OPINIÃO
Há guerras onde é muito fácil escolher o lado
Ando desertinho por saber o que é que André Ventura tem a
dizer sobre o tema, mas ele, que fala tanto, sobre o conflito russo-ucraniano
anda mais calado do que um rato.
João Miguel
Tavares
22 de Fevereiro
de 2022, 0:16
https://www.publico.pt/2022/02/22/opiniao/opiniao/ha-guerras-onde-facil-escolher-lado-1996310
Há guerras onde é
muito fácil escolher o lado – mas não para toda a gente. E o conflito na
Ucrânia é um desses casos. Ando desertinho por saber o que é que André Ventura
tem a dizer sobre o tema, mas ele, que fala tanto, sobre o conflito
russo-ucraniano anda mais calado do que um rato. Senhores jornalistas: mandem
lá umas perguntas para a sede do Chega, se faz favor. O país precisa de conhecer
o pensamento político de André Ventura em matérias internacionais. Porquê?
Porque o palco internacional é uma excelente prova do algodão acerca das
convicções democráticas de cada um e da definição do lado em que se está quando
a casa começa a arder.
Vejam o caso de
Marine Le Pen. A sua devoção ao senhor Putin não deixa margem para dúvidas.
Legitimou a anexação da Crimeia e defende que a França “deve manter a
equidistância entre os Estados Unidos e a Rússia”, em nome, claro, “da paz”.

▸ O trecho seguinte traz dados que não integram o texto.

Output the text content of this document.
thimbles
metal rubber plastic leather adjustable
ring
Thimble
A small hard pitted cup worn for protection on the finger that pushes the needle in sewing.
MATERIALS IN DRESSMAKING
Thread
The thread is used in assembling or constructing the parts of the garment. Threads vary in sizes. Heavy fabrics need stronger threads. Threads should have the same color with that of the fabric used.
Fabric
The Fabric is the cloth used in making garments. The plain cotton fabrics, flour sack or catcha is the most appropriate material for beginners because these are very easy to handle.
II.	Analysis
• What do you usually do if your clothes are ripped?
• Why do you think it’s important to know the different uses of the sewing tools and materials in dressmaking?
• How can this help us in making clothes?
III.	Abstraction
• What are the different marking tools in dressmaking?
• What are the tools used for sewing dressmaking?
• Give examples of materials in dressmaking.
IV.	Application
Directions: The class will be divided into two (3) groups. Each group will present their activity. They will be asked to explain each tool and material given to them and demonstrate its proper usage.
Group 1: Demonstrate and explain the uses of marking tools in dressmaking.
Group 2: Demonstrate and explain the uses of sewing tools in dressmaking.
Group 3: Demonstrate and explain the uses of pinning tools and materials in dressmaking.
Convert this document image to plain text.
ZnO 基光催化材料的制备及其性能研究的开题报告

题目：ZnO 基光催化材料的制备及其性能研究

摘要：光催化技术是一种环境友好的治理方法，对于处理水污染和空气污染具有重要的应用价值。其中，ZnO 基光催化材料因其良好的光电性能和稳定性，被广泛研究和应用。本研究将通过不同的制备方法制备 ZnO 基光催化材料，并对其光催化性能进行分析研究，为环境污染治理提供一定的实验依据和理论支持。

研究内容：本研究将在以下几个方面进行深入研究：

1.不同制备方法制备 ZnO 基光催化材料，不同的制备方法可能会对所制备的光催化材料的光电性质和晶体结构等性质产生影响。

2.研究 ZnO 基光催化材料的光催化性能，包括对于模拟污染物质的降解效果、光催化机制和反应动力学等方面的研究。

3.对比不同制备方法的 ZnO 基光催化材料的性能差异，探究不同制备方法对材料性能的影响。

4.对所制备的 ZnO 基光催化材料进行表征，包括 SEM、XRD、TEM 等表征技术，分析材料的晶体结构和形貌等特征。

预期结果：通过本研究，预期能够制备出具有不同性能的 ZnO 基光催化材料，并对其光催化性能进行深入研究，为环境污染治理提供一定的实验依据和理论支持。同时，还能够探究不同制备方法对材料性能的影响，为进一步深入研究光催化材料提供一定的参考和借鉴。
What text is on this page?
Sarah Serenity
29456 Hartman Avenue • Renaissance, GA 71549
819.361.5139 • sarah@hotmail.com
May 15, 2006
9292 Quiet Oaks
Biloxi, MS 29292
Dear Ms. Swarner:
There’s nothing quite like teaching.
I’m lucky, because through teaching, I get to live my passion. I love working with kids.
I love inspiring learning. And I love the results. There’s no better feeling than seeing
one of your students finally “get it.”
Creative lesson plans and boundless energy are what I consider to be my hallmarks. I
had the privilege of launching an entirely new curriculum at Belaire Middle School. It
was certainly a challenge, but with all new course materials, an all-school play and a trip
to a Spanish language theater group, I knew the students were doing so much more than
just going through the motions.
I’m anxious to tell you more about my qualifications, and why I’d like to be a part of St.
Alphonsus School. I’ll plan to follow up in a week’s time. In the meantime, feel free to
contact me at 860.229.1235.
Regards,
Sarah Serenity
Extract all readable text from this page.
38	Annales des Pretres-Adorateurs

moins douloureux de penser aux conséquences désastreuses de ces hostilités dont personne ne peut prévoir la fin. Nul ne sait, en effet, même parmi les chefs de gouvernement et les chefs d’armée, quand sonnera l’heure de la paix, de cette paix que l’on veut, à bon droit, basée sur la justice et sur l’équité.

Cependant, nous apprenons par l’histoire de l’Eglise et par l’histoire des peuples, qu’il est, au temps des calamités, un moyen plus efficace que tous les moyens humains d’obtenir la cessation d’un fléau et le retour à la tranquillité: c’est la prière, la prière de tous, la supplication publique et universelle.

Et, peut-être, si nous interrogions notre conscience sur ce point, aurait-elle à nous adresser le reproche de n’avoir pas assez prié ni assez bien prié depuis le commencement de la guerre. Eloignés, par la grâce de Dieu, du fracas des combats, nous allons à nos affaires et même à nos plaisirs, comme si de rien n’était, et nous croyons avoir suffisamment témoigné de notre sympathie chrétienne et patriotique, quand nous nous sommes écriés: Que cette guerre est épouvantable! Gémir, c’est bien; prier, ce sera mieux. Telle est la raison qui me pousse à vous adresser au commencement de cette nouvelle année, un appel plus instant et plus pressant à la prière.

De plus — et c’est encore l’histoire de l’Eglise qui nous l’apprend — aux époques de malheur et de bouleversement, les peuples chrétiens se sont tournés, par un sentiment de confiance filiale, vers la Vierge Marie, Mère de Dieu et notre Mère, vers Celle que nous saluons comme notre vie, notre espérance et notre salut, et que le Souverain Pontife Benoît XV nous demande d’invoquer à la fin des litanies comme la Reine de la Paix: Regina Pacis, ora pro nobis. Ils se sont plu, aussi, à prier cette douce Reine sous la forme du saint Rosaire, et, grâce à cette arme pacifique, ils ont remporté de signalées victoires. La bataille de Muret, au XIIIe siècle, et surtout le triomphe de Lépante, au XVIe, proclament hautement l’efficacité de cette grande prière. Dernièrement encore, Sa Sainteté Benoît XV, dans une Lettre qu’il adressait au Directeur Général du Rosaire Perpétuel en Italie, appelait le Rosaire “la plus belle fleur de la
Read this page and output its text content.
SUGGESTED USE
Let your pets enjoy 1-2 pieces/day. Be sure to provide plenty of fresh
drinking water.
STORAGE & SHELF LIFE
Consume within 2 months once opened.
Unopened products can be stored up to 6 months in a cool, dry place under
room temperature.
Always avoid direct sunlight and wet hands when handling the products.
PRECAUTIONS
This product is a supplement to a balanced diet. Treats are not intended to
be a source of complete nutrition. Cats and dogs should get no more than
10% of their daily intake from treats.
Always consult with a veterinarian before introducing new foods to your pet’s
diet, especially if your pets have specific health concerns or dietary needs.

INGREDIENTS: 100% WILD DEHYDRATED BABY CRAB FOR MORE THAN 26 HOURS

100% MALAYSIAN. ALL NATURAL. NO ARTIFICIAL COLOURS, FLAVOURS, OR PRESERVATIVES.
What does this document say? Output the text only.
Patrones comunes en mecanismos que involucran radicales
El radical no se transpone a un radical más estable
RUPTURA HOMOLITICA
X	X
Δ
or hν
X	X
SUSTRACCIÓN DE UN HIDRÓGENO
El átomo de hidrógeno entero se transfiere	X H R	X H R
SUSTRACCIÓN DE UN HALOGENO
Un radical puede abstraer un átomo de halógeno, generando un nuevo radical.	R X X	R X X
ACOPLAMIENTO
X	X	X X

Não faltam histórias do financiamento de partidos populistas de direita por
parte da Rússia, envolvendo Marine Le Pen ou Matteo Salvini. Nós sabemos que a
extrema-direita europeia adora o senhor Putin, e que Ventura adora a
extrema-direita europeia, logo, segundo as regras da propriedade transitiva,
Ventura deveria adorar – de forma mais ou menos declarada – o senhor Putin.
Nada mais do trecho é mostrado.